WW1 Photos Centenary Website: 2014-2018 By Paul Reed

Champagne Battlefields Pilgrimage 1925: Navarin Farm

Following on from yesterday we again feature some images from the photo album of ‘D.Lauder’ a young British woman who may have worked as a Nurse attached to the French Army who visited the battlefields between Reims and Verdun 1925.

Navarin Farm was a position on the Champagne Battlefields of 1915 which saw heavy fighting in the fighting of September 1915. French troops assaulted and captured the German positions here at great loss and it soon became a household name throughout France.

After the war it was selected as one of the sites to build a French National Ossuary. The ‘pyramid’ memorial to the Armies of the Champagne was unveiled in 1924 and not only contains numerous memorials to those who fought here but underneath are the bones of more than 10,000 men who fell on the Champagne battlefields.

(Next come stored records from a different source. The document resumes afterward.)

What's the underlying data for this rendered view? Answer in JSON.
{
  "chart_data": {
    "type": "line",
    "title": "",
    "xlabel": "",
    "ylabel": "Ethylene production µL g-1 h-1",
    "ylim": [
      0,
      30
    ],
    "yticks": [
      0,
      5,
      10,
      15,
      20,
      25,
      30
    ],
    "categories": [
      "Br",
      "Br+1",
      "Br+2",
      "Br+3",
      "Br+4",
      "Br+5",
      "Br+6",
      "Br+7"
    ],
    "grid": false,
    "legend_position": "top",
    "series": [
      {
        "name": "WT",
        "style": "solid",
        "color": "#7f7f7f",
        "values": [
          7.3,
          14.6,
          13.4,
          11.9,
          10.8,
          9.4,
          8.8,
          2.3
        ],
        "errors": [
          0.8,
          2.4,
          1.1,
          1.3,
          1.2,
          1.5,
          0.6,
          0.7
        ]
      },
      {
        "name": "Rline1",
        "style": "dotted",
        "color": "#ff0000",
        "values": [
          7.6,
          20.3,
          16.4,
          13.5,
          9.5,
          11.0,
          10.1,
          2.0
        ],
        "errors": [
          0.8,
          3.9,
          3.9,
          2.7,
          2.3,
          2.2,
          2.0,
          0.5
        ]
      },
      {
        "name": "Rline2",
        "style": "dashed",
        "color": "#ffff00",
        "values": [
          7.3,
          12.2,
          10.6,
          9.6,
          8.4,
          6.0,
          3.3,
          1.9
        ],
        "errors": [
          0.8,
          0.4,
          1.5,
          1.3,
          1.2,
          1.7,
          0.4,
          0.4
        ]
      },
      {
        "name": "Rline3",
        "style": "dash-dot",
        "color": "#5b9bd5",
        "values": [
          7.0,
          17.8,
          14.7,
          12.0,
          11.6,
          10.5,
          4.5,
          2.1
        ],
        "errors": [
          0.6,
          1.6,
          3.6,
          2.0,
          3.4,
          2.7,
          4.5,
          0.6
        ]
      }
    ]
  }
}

Today part of the desolated ground around the memorial is still preserved but the view in 1925 (below, taken from the Navarin Farm monument) gives an idea what the war had done to battlefields like the Champagne.

4 responses

  1. I always found it quite shocking to read about the Ossuary and several around. I feel that it was disturbing the bodies of the dead and not giving individual men their own grave.

    A rather grotesque tribute to the dead.